Essayons d’avoir déjà un comportement irréprochable.
Le miel, la propolis, la gelée royale et le pollen, peuvent-ils être considérés comme des médicaments ?
Pour
la propolis, je crois que l’on peut parler de médicament. Ses
propriétés antibactériennes, antibiotiques, antimicrobiennes, et
anticancéreuses ne sont plus à démontrer. Le docteur Donnadieu a
passé une grosse partie de sa carrière à l’étudier et à démontrer
l’efficacité de son action sur la sphère ORL, dermatologie ,
stomatologie…
Le pollen a des propriétés antioxydantes, et est un excellent complément alimentaire riche en oligo-éléments.
Le
miel, outre ses qualités gustatives, est un cicatrisant utilisé
notamment en chirurgie. (initié par le professeur Descottes au CHU de
Limoges)
Quant
à la gelée royale, on lui prête toutes les vertus, et à juste raison.
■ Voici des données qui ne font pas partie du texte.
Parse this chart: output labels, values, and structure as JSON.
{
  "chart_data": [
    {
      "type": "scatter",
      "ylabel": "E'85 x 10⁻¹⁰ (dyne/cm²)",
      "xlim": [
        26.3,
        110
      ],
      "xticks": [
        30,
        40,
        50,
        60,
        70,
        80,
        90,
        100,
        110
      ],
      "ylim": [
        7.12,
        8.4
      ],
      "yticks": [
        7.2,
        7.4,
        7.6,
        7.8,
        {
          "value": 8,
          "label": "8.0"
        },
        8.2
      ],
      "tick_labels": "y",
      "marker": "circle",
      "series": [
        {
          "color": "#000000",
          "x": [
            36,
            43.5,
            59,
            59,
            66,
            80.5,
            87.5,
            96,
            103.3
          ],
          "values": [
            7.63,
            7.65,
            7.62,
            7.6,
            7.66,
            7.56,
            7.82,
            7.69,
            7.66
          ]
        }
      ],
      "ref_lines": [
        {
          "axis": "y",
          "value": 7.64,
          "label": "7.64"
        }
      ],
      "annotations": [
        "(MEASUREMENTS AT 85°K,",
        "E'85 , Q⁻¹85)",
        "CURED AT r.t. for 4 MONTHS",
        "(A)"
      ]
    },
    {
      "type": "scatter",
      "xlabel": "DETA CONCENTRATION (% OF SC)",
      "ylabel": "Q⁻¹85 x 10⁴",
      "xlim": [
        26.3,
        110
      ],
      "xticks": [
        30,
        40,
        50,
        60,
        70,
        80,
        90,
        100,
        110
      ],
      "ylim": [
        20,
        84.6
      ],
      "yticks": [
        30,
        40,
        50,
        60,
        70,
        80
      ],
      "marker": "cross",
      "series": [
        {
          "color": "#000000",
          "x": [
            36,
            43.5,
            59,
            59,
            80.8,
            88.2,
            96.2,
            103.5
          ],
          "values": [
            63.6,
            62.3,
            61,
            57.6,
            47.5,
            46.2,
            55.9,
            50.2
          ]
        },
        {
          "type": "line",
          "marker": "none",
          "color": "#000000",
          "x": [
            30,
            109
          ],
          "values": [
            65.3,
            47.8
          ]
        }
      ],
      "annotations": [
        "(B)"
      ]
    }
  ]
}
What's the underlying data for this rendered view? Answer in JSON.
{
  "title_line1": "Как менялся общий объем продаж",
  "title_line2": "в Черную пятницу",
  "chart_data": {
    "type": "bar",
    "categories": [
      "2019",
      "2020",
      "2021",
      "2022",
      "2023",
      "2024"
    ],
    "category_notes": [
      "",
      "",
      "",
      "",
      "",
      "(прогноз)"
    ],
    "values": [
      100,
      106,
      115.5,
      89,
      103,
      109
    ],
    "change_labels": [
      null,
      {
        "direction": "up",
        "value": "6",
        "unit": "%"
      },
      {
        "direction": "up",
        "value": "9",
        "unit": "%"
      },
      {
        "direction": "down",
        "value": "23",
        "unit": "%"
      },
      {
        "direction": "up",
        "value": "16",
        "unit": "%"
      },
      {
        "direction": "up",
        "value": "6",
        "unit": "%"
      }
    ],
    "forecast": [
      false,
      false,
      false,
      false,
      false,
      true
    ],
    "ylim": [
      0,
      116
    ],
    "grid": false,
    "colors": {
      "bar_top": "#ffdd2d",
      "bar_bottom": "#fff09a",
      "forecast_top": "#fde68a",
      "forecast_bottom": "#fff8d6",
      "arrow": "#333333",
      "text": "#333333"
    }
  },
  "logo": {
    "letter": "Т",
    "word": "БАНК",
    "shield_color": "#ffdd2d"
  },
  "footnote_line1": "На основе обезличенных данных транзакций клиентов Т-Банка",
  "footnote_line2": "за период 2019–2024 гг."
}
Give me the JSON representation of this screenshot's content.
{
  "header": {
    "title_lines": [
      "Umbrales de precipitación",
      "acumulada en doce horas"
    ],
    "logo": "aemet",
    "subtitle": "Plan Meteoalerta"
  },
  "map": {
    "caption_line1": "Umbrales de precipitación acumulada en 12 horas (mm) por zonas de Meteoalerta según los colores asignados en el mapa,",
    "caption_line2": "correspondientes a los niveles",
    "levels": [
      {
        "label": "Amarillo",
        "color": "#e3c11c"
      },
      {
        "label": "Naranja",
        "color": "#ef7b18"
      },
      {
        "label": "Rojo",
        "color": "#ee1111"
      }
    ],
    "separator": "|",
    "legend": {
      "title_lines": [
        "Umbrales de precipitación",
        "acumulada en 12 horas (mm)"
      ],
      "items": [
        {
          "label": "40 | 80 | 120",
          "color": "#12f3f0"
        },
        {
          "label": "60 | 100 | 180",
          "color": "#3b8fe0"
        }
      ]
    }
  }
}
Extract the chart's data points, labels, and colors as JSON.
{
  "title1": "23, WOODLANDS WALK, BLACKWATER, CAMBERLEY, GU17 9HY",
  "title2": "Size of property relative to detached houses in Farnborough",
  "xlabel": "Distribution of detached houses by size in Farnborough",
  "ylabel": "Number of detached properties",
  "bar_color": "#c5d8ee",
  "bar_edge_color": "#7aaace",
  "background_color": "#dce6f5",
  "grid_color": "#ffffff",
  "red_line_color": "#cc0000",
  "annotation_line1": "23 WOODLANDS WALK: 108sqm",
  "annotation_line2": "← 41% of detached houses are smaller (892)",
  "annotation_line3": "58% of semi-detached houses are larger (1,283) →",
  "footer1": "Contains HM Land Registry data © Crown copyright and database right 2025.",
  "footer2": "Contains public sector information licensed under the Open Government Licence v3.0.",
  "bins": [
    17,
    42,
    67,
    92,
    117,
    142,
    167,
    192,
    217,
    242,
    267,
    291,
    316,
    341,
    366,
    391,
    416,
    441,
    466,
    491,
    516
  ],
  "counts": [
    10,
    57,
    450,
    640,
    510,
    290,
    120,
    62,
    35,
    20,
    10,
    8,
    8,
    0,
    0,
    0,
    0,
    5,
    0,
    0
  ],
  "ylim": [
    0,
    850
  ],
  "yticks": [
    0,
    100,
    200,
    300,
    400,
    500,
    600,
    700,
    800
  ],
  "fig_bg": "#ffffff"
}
Par exemple :2 œufs identiques pondus par la même reine, l’un
nourri exclusivement de gelée, et l’autre d’un mélange pollen et gelée
vont donner dans le premier cas une reine, et dans le second une
ouvrière, soit deux êtres excessivement différents physiologiquement et
physiquement.
La première vivant 50 fois plus longtemps que la seconde ! C’est fou, non ?
On
peut aussi parler de venin d’abeilles utilisé de plus en plus contre
certaines pathologies, notamment la sclérose en plaques. On le voit les
produits de la ruche sont de véritables trésors.
Protéger
l’abeille, sentinelle de l’environnement, est un enjeu écologique et
économique prioritaire, quels sont tes conseils pour participer
activement à sa préservation ?
Des conseils, ce serait bien si on pouvait en donner aux grosses firmes productrices de pesticides, comme Monsanto !
En
attendant, on peut chacun respecter une éthique en étant très vigilant
sur notre façon de consommer. Laisser l’endroit aussi propre que celui
que l’on a trouvé en arrivant, ne vaut pas seulement pour les toilettes
publiques !
Et
puis surtout ne cherchons pas à dompter la nature, laissons nos
pelouses pousser un peu sans les tondre tous les 4 matins. Les fleurs
que vont y trouver nos pollinisateurs restent leur principale ressource.